I flew in to Brussels last New Year's Eve, and from the airport took a bus to Antwerp where I spent the final leg of the holidays. That annoying feeling of going back to reality soon is starting to creep in, especially a couple of days ago when our program director emailed our class some dates to remember for the month. I am now back in Freiburg, but still am setting those academic thoughts aside to write about the land known for its waffles and chocolates.

Ironically, I didn't get enough authentic Belgian waffles and chocolates, but nevertheless enjoyed some Pinoy fare courtesy of former colleagues and fellow scholars who are now studying in Antwerp. I was left pretty much on my own exploring the city and its environ as they fit their regressions (yes, during Christmas break!) and prepare for their exams scheduled first thing once classes resume.
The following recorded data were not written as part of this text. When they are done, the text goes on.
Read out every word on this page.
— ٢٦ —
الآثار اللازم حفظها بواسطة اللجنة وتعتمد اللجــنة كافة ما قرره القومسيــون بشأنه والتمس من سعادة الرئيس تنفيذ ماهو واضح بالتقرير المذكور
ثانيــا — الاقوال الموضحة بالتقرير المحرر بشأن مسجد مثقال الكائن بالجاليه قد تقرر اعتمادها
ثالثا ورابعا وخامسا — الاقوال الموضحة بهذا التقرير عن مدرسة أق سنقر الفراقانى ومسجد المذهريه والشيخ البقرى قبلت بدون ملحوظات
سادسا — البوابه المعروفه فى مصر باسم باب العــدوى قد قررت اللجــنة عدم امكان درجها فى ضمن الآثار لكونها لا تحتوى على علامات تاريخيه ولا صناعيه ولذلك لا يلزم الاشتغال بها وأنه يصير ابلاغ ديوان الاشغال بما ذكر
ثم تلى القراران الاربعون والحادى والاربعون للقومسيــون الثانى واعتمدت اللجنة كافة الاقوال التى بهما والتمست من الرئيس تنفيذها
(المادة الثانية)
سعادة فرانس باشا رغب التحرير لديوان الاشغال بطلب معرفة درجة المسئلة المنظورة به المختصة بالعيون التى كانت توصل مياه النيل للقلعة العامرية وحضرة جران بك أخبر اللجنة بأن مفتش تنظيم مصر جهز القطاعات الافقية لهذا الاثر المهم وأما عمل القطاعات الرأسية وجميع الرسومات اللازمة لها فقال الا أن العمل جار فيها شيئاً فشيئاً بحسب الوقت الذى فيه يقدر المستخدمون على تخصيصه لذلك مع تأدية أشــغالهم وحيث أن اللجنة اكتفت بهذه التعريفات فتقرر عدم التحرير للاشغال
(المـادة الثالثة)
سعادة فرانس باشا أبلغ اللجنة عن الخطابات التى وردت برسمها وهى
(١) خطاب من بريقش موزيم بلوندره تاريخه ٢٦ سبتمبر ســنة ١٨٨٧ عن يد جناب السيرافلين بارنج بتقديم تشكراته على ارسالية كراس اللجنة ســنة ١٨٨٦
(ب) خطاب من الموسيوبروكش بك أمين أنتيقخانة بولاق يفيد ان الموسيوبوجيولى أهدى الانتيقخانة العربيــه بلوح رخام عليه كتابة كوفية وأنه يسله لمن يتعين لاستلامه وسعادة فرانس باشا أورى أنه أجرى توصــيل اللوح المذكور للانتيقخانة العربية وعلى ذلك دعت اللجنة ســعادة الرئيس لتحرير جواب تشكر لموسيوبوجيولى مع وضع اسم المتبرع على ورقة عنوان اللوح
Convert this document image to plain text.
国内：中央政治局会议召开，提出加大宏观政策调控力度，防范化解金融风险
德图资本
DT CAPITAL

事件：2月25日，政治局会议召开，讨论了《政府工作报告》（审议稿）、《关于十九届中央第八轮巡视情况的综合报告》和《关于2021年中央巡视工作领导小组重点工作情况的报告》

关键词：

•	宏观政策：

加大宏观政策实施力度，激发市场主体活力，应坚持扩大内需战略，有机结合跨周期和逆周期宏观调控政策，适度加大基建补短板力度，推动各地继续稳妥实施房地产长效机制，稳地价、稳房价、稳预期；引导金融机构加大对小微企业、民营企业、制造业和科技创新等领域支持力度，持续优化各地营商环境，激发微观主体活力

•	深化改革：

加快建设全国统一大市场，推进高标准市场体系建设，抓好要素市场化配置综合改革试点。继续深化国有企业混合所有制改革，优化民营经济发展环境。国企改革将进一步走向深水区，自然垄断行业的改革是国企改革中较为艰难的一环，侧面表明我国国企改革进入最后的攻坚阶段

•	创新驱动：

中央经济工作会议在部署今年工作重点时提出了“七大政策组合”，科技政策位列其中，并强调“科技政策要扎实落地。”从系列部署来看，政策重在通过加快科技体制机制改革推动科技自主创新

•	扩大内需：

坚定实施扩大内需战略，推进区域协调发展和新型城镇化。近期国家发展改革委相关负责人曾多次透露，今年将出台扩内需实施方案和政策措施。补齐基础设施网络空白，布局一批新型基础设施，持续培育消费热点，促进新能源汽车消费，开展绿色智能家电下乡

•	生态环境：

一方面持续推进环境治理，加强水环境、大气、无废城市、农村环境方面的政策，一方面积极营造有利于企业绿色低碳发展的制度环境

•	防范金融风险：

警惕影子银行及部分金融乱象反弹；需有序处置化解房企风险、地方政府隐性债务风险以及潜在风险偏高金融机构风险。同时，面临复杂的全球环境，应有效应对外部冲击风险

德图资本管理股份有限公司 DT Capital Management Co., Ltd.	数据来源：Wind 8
They had their three days of escape in Sweden earlier though.

We spent some time together in the Grote Markt (town square) an hour before the turn of the year. Joy, a colleague in the same staff where I worked for, and I stayed behind to witness the fireworks by the Scheldt river. I just stayed in their flat the whole the next day. The somber weather deterred me from going out and I assumed, at least with my experience in Freiburg, the city will be a ghost town on a holiday.

On my third day, I trusted the online weather forecast and travelled to Brugge, northwest of Antwerp. There was a meteorological aberration. The sun was high and up in Brugge, with no threatening clouds in sight. I spent five hours in the little town. It's streets are lined with chocolatiers and lace shops, with the latter as one of its major industries in the olden days. One of Michaelangelo's masterpieces, a miniature Madonna and child, is on display in the cathedral. As I wound my way through the labyrinth-ous streets, I saw a rolling clearing at the end of one alley. I thought it must be a farm. I continued walking, and the vista opened to a wide island of an avenue where two well-preserved windmills rise, like a pair of giant sentinels guarding their last stand. My camera batteries lost the battle against them, and died a few clicks after. I decided to call it a day.
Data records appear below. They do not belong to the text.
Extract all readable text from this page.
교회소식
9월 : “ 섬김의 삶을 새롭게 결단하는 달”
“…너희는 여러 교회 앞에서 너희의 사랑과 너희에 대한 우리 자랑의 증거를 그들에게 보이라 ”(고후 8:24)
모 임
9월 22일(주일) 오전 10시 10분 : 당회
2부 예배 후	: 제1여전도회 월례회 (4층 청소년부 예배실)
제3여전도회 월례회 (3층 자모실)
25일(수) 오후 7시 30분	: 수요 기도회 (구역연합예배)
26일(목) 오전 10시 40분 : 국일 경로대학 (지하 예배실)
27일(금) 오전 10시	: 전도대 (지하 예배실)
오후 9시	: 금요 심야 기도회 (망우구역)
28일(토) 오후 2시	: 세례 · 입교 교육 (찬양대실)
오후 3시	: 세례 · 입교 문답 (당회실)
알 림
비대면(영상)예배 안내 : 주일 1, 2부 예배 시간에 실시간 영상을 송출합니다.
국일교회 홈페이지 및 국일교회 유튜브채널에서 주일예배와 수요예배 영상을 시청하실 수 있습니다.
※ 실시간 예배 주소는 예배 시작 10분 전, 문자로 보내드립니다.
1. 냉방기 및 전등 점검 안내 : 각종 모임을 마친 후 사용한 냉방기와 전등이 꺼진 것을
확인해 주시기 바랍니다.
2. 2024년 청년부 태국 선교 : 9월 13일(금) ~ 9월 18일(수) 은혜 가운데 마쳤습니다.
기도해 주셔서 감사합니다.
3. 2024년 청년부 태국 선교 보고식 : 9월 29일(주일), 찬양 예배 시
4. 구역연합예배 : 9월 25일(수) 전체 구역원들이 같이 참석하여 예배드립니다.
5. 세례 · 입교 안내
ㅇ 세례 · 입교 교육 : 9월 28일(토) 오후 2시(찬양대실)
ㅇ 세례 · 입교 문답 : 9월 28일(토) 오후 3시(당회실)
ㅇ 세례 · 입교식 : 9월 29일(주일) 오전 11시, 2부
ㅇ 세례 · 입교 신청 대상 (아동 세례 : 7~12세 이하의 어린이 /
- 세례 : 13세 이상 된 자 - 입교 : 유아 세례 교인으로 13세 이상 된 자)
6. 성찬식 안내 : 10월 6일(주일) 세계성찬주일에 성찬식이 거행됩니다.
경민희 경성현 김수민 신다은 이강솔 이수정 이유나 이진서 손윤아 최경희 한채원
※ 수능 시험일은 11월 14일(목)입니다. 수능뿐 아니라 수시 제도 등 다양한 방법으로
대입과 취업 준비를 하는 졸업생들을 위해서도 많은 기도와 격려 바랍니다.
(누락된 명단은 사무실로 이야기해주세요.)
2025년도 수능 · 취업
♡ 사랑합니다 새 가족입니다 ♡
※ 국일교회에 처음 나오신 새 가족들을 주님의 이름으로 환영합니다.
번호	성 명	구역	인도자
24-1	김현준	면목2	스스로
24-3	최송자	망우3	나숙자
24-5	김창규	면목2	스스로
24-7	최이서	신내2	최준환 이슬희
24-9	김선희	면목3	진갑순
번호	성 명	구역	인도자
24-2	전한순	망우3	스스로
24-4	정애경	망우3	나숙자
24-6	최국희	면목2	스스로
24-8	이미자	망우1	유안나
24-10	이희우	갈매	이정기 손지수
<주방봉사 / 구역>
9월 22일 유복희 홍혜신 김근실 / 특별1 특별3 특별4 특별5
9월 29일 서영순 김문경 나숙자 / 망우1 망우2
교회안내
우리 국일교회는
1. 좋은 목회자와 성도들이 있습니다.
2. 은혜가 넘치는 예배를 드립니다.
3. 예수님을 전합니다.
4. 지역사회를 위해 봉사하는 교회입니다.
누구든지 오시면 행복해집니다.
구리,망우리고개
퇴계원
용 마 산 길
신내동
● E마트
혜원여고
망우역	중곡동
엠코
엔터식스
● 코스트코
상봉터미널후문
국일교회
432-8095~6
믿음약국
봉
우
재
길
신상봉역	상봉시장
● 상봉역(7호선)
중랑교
I witnessed how Antwerp and its residents proved themselves as one of Europe's shopping capital the next day. It was the first day of a three-day (city-wide?) sale. All streets lead to Meir, the shopping street, come rain and snow. The wave of people almost swept me every time I went out of a shop to the main street. I retreated to the flat in the afternoon to deposit my finds, eat lunch, and deliver the good news to my hosts who were busy studying. They dropped their books and were ready for action in no time. I, the herald, joined them after reloading my supply. In the aftermath of the chaos, I brought home a gray, hooded fleece for a trophy.

My last day, yesterday, perhaps was my busiest. I soaked in Flemish art in the house of Peter Paul Rubens that has been turned into a museum of his and his students' and contemporaries' works. I am not really an artsy-fartsy person, though I am thankful to have taken the audio-guided tour of Rubenshuis. I went out feeling more appreciative of what people did during the times when there was no TV and the internet was unheard of. I headed to a waffle stand along Meir afterwards and tasted my first Belgian waffle. Its crusty shell was a contrast to its soft inner layer. It was served hot though this did not prevent me from finishing it right away. The sweet cinnamon flavor lingered in my mouth, making me ask for more. I could only manage one slab of waffle at that time, and I felt sorry for myself to have foregone eating this mana from heaven the previous days.

I walked to the other side of the city to visit the cathedral and the river, but never really arrived at the latter. I got lost along the way, saw some familiar buildings a few twists and turns later, and ended up in the flat. Joy and I went out for dinner and a round of Belgian beer before I left- one for the road. It was time to go.